Four reasons why some GOP lawmakers love Trump

Establishment Republicans are scrambling to find some alternative to a Donald Trump nomination this summer, but for the few congressional Republicans who have endorsed the billionaire, Trump is just the right candidate to lead the party.

Loud, public comments in support of Trump from established Republican officials and lawmakers are still relatively rare. However, some are already saying quietly that they could work with Trump, and Thursday night, each of the other GOP candidates said they would support Trump if he wins the nomination.

In the meantime, however, a small band of Republicans is openly cheering Trump, and there seem to be four main reasons why:

Outsider status

For some, Trump’s status as a non-politician gives them the greatest hope that he might be able to end the gridlock that’s been seen under President Obama for the last five years, and get something done.

Rep.
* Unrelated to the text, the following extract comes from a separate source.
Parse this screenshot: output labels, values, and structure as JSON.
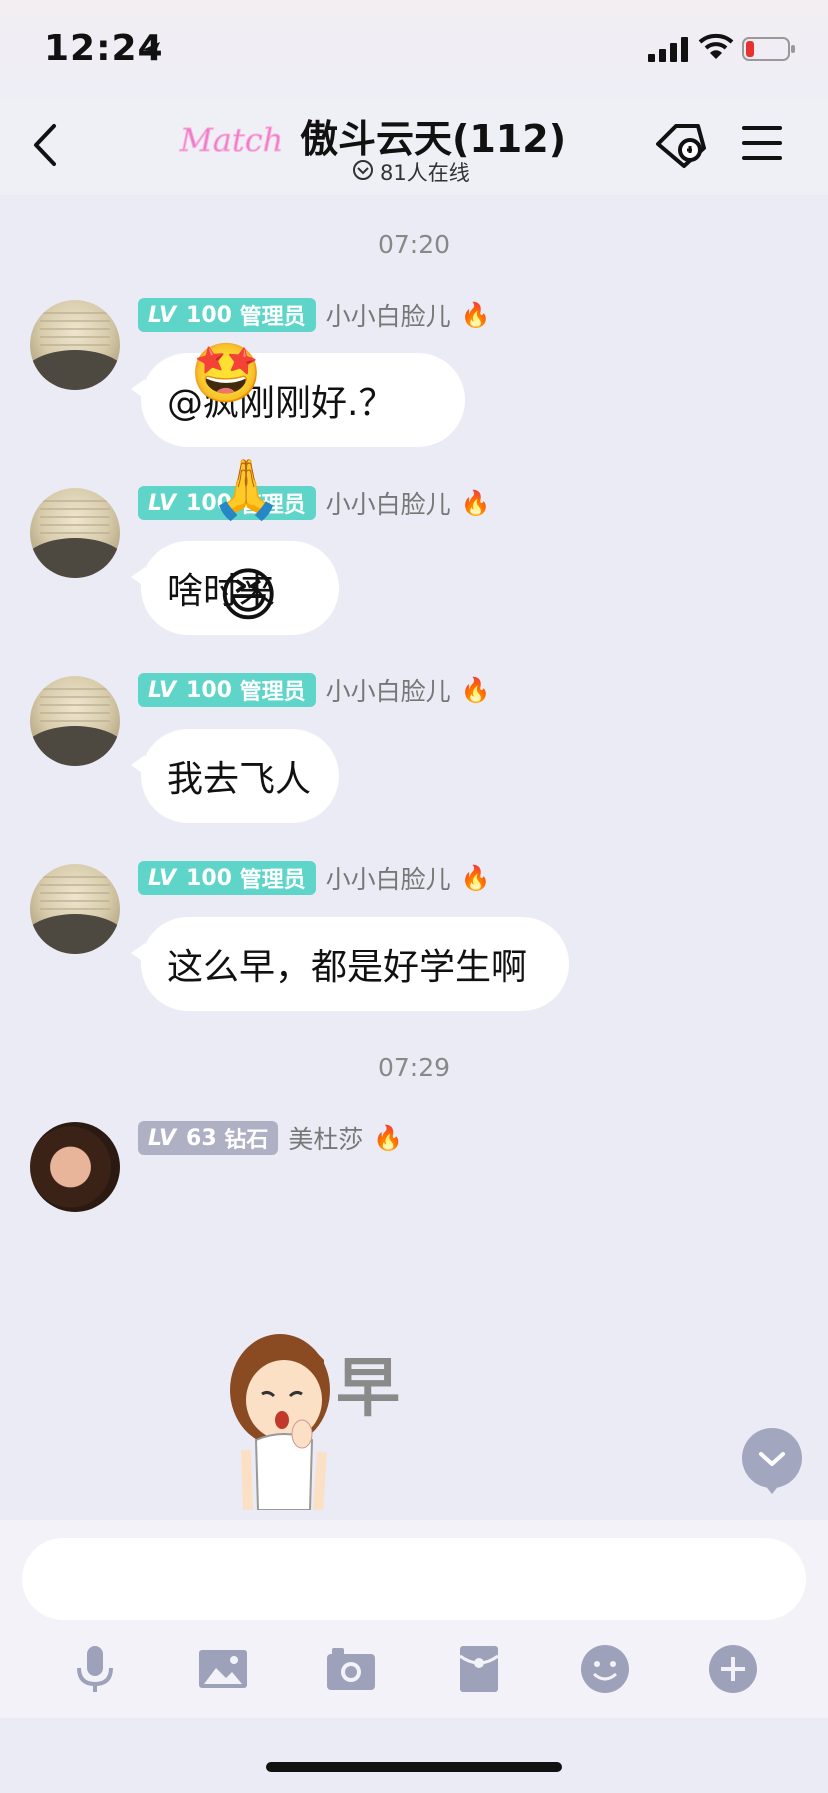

Tom Marino, R-Pa., said this week that his own party has forgotten why it exists, and that someone like Trump needs to win the White House and remind Republicans that it’s time to focus on reducing the influence of government.

“The America I know bears no resemblance to the polite social circles and cocktail parties familiar to the news media, political and legal elites of Washington, D.C.,” he said in an op-ed in USA Today.
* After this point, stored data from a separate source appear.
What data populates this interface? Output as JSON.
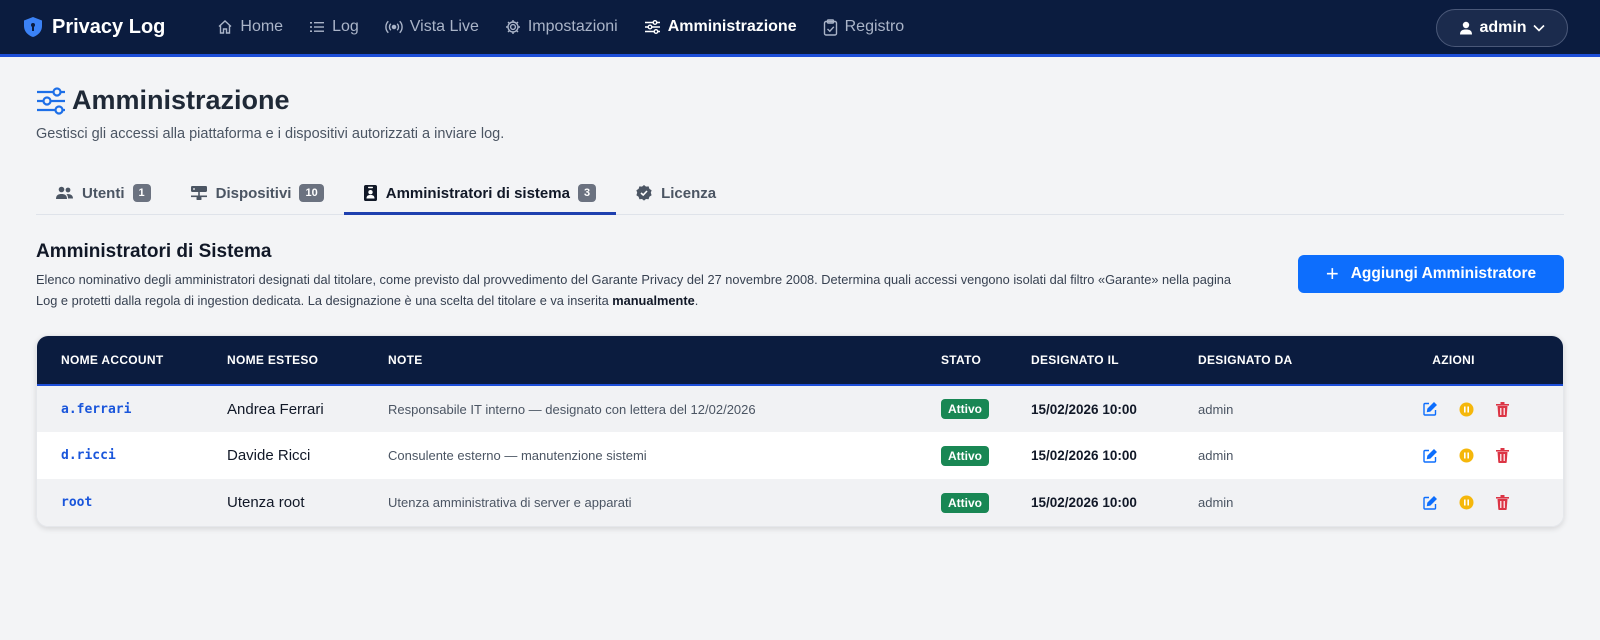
{
  "nav": {
    "brand": "Privacy Log",
    "items": [
      {
        "label": "Home"
      },
      {
        "label": "Log"
      },
      {
        "label": "Vista Live"
      },
      {
        "label": "Impostazioni"
      },
      {
        "label": "Amministrazione"
      },
      {
        "label": "Registro"
      }
    ],
    "user": "admin"
  },
  "header": {
    "title": "Amministrazione",
    "subtitle": "Gestisci gli accessi alla piattaforma e i dispositivi autorizzati a inviare log."
  },
  "tabs": [
    {
      "label": "Utenti",
      "count": "1"
    },
    {
      "label": "Dispositivi",
      "count": "10"
    },
    {
      "label": "Amministratori di sistema",
      "count": "3"
    },
    {
      "label": "Licenza"
    }
  ],
  "section": {
    "title": "Amministratori di Sistema",
    "desc_part1": "Elenco nominativo degli amministratori designati dal titolare, come previsto dal provvedimento del Garante Privacy del 27 novembre 2008. Determina quali accessi vengono isolati dal filtro «Garante» nella pagina Log e protetti dalla regola di ingestion dedicata. La designazione è una scelta del titolare e va inserita ",
    "desc_bold": "manualmente",
    "desc_end": ".",
    "add_button": "Aggiungi Amministratore"
  },
  "table": {
    "headers": {
      "account": "NOME ACCOUNT",
      "fullname": "NOME ESTESO",
      "note": "NOTE",
      "status": "STATO",
      "designated_on": "DESIGNATO IL",
      "designated_by": "DESIGNATO DA",
      "actions": "AZIONI"
    },
    "rows": [
      {
        "account": "a.ferrari",
        "fullname": "Andrea Ferrari",
        "note": "Responsabile IT interno — designato con lettera del 12/02/2026",
        "status": "Attivo",
        "designated_on": "15/02/2026 10:00",
        "designated_by": "admin"
      },
      {
        "account": "d.ricci",
        "fullname": "Davide Ricci",
        "note": "Consulente esterno — manutenzione sistemi",
        "status": "Attivo",
        "designated_on": "15/02/2026 10:00",
        "designated_by": "admin"
      },
      {
        "account": "root",
        "fullname": "Utenza root",
        "note": "Utenza amministrativa di server e apparati",
        "status": "Attivo",
        "designated_on": "15/02/2026 10:00",
        "designated_by": "admin"
      }
    ]
  },
  "colors": {
    "navbar_bg": "#0b1c3f",
    "accent": "#0d6efd",
    "status_active": "#198754",
    "edit_icon": "#0d6efd",
    "pause_icon": "#f5b70b",
    "delete_icon": "#dc3545"
  },
  "icons": {
    "brand": "shield-icon",
    "home": "home-icon",
    "log": "list-icon",
    "live": "broadcast-icon",
    "settings": "gear-icon",
    "admin": "sliders-icon",
    "registry": "clipboard-check-icon",
    "user": "person-icon",
    "users_tab": "people-icon",
    "devices_tab": "hdd-network-icon",
    "sysadmin_tab": "person-badge-icon",
    "license_tab": "patch-check-icon",
    "edit": "edit-icon",
    "pause": "pause-icon",
    "delete": "trash-icon"
  }
}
“Those in power have dictated to the rest of us the rules under which we have to live, often without regard to whether it makes sense in our communities,” he added. “How is that working for us? Today, we are $19 trillion in debt, and our economy leaves nearly 12 million of our neighbors unemployed.”
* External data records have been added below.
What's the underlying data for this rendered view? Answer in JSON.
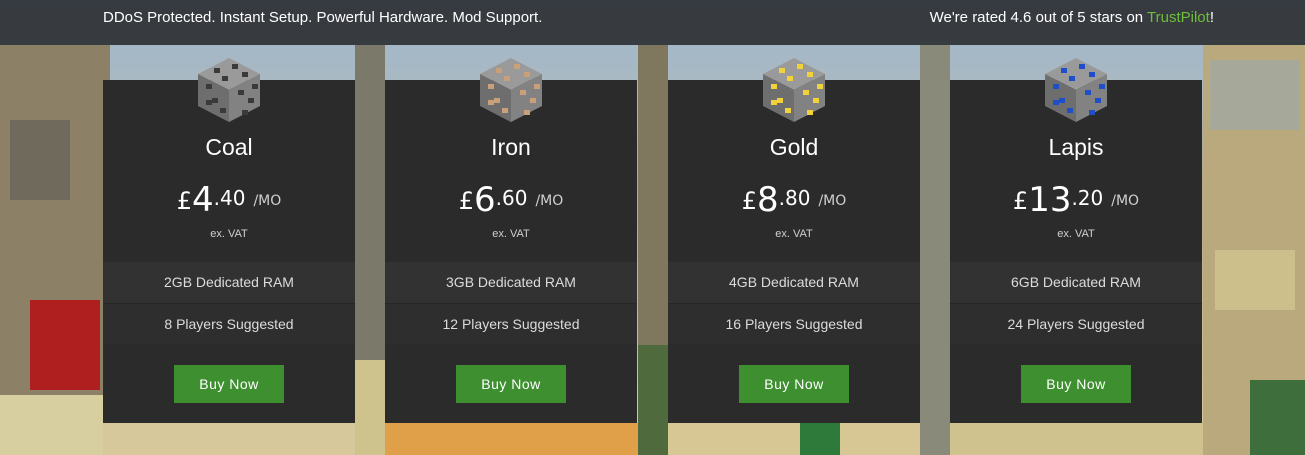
{
  "topbar": {
    "tagline": "DDoS Protected. Instant Setup. Powerful Hardware. Mod Support.",
    "rating_prefix": "We're rated 4.6 out of 5 stars on ",
    "rating_link": "TrustPilot",
    "rating_suffix": "!"
  },
  "plans": [
    {
      "name": "Coal",
      "currency": "£",
      "whole": "4",
      "cents": ".40",
      "per": "/MO",
      "vat": "ex. VAT",
      "ram": "2GB Dedicated RAM",
      "players": "8 Players Suggested",
      "button": "Buy Now",
      "icon": "coal-ore-icon",
      "ore_color": "#3a3a3a"
    },
    {
      "name": "Iron",
      "currency": "£",
      "whole": "6",
      "cents": ".60",
      "per": "/MO",
      "vat": "ex. VAT",
      "ram": "3GB Dedicated RAM",
      "players": "12 Players Suggested",
      "button": "Buy Now",
      "icon": "iron-ore-icon",
      "ore_color": "#c9a07a"
    },
    {
      "name": "Gold",
      "currency": "£",
      "whole": "8",
      "cents": ".80",
      "per": "/MO",
      "vat": "ex. VAT",
      "ram": "4GB Dedicated RAM",
      "players": "16 Players Suggested",
      "button": "Buy Now",
      "icon": "gold-ore-icon",
      "ore_color": "#f2d23a"
    },
    {
      "name": "Lapis",
      "currency": "£",
      "whole": "13",
      "cents": ".20",
      "per": "/MO",
      "vat": "ex. VAT",
      "ram": "6GB Dedicated RAM",
      "players": "24 Players Suggested",
      "button": "Buy Now",
      "icon": "lapis-ore-icon",
      "ore_color": "#1f4fc8"
    }
  ],
  "colors": {
    "accent": "#3d8f2f",
    "link": "#6bbf3a",
    "card_bg": "#2b2b2b"
  }
}
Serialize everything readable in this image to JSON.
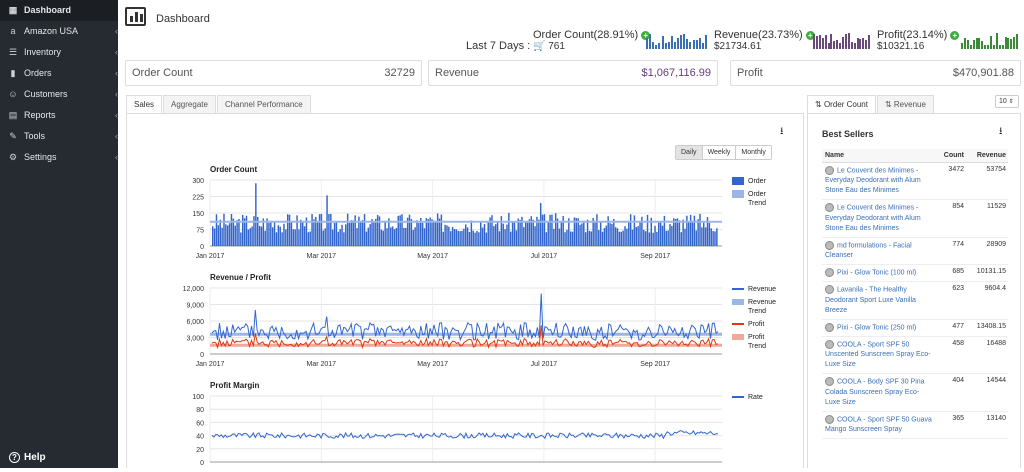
{
  "sidebar": {
    "items": [
      {
        "label": "Dashboard",
        "icon": "dashboard-icon",
        "active": true
      },
      {
        "label": "Amazon USA",
        "icon": "amazon-icon",
        "active": false
      },
      {
        "label": "Inventory",
        "icon": "list-icon",
        "active": false
      },
      {
        "label": "Orders",
        "icon": "bar-chart-icon",
        "active": false
      },
      {
        "label": "Customers",
        "icon": "users-icon",
        "active": false
      },
      {
        "label": "Reports",
        "icon": "reports-icon",
        "active": false
      },
      {
        "label": "Tools",
        "icon": "wrench-icon",
        "active": false
      },
      {
        "label": "Settings",
        "icon": "gear-icon",
        "active": false
      }
    ],
    "help": "Help"
  },
  "header": {
    "title": "Dashboard",
    "last7_label": "Last 7 Days :",
    "order": {
      "label": "Order Count(28.91%)",
      "value": "761"
    },
    "revenue": {
      "label": "Revenue(23.73%)",
      "value": "$21734.61"
    },
    "profit": {
      "label": "Profit(23.14%)",
      "value": "$10321.16"
    }
  },
  "summary": {
    "order_count": {
      "label": "Order Count",
      "value": "32729"
    },
    "revenue": {
      "label": "Revenue",
      "value": "$1,067,116.99"
    },
    "profit": {
      "label": "Profit",
      "value": "$470,901.88"
    }
  },
  "left_tabs": [
    "Sales",
    "Aggregate",
    "Channel Performance"
  ],
  "period_buttons": [
    "Daily",
    "Weekly",
    "Monthly"
  ],
  "right_tabs": [
    "Order Count",
    "Revenue"
  ],
  "page_size": "10",
  "best_sellers": {
    "title": "Best Sellers",
    "columns": [
      "Name",
      "Count",
      "Revenue"
    ],
    "rows": [
      {
        "name": "Le Couvent des Minimes - Everyday Deodorant with Alum Stone Eau des Minimes",
        "count": "3472",
        "revenue": "53754"
      },
      {
        "name": "Le Couvent des Minimes - Everyday Deodorant with Alum Stone Eau des Minimes",
        "count": "854",
        "revenue": "11529"
      },
      {
        "name": "md formulations - Facial Cleanser",
        "count": "774",
        "revenue": "28909"
      },
      {
        "name": "Pixi - Glow Tonic (100 ml)",
        "count": "685",
        "revenue": "10131.15"
      },
      {
        "name": "Lavanila - The Healthy Deodorant Sport Luxe Vanilla Breeze",
        "count": "623",
        "revenue": "9604.4"
      },
      {
        "name": "Pixi - Glow Tonic (250 ml)",
        "count": "477",
        "revenue": "13408.15"
      },
      {
        "name": "COOLA - Sport SPF 50 Unscented Sunscreen Spray Eco-Luxe Size",
        "count": "458",
        "revenue": "16488"
      },
      {
        "name": "COOLA - Body SPF 30 Pina Colada Sunscreen Spray Eco-Luxe Size",
        "count": "404",
        "revenue": "14544"
      },
      {
        "name": "COOLA - Sport SPF 50 Guava Mango Sunscreen Spray",
        "count": "365",
        "revenue": "13140"
      }
    ]
  },
  "colors": {
    "order": "#3366cc",
    "order_trend": "#9bb5e6",
    "profit": "#dc3912",
    "profit_trend": "#f0a899",
    "sidebar": "#262a31"
  },
  "chart_data": [
    {
      "type": "bar",
      "title": "Order Count",
      "x_ticks": [
        "Jan 2017",
        "Mar 2017",
        "May 2017",
        "Jul 2017",
        "Sep 2017"
      ],
      "y_ticks": [
        "300",
        "225",
        "150",
        "75",
        "0"
      ],
      "ylim": [
        0,
        300
      ],
      "series": [
        {
          "name": "Order",
          "color": "#3366cc"
        },
        {
          "name": "Order Trend",
          "color": "#9bb5e6"
        }
      ],
      "trend": [
        110,
        110
      ]
    },
    {
      "type": "line",
      "title": "Revenue / Profit",
      "x_ticks": [
        "Jan 2017",
        "Mar 2017",
        "May 2017",
        "Jul 2017",
        "Sep 2017"
      ],
      "y_ticks": [
        "12,000",
        "9,000",
        "6,000",
        "3,000",
        "0"
      ],
      "ylim": [
        0,
        12000
      ],
      "series": [
        {
          "name": "Revenue",
          "color": "#3366cc"
        },
        {
          "name": "Revenue Trend",
          "color": "#9bb5e6"
        },
        {
          "name": "Profit",
          "color": "#dc3912"
        },
        {
          "name": "Profit Trend",
          "color": "#f0a899"
        }
      ]
    },
    {
      "type": "line",
      "title": "Profit Margin",
      "y_ticks": [
        "100",
        "80",
        "60",
        "40",
        "20",
        "0"
      ],
      "ylim": [
        0,
        100
      ],
      "series": [
        {
          "name": "Rate",
          "color": "#3366cc"
        }
      ]
    }
  ]
}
Marino and others also see Trump as a private-sector leader who would have success in the public sector.

“I am supporting Donald J. Trump for president because he, better than any other candidate, embraces the priorities of the America I know and love,” Marino concluded.

Bipartisanship

It’s become a dirty word, but some Republicans say that one of President Obama’s major flaws is his inability to work on major legislation with Republicans. Obama passed the stimulus bill in 2009 with just three Republican votes, no Republicans voted for Obamacare, and when Republicans took over Congress, Obama tried to impose changes to immigration rules by regulation.

Trump has said repeatedly that he’d work with both parties, a remark that has infuriated some Republicans. But others say a return to bipartisanship is just what’s needed.

“We should be giving him a standing ovation for that,” Rep. Chris Collins, R-N.Y., told the Washington Examiner this week.

Respect for voters

Those who support Trump say it makes little sense to ignore the will of the hundreds of thousands of votes that Trump has collected in the primaries so far. They also say it’s difficult to imagine a convention process that somehow ends up with a non-Trump nominee, and somehow doesn’t alienate Republican voters across the country.

“Donald Trump is winning all over the nation with the people that matter — the voters, the Republican voters,” Collins told Politico this week. “Those are the people that we come to Washington to represent. We represent the people of the United States.”

It’s precisely that idea that has so many party leaders dancing carefully around the idea of a brokered convention, one that would see the party ignore the will of voters and nominate another candidate.

On Friday, Republican National Committee Chairman Reince Priebus admitted that there’s some chance of a contested convention. But in the wake of Trump’s several state wins on Super Tuesday, several talking heads have been warning that such a move might just alienate Republican voters and split the party.

Immigration

Trump launched his campaign by promising to build a wall to keep out immigrants, and has stuck to that promise the whole way through.

His tough talk on immigration drew a long-time staffer of Sen. Jeff Sessions, R-Ala., to the campaign, and on Thursday, Trump announced that Sessions would advise his campaign on foreign policy and homeland security.

When Sessions endorsed Trump, he indicated that he sees in the flamboyant candidate a chance to make progress on those issues that he had to support. “A movement is afoot that must not fade away,” Sessions said.

Sessions and others who want tougher enforcement of immigration laws have also said the country needs to scale back the number of skilled workers brought in under the H-1B visa program. Trump seemed to create a rift on that issue, when he said in Thursday’s debate that he’s “changing” on whether those visas need to be cut back.

But Trump explained in a statement to the press that the H-1B visa program is not about immigration at all, and that it allows the entry of temporary foreign workers. He clarified that while he wants to end the ability of companies to use the program as a source of cheap labor, he said he wants to restore it as a program to get skilled workers into the country when American workers with those skill sets aren’t available.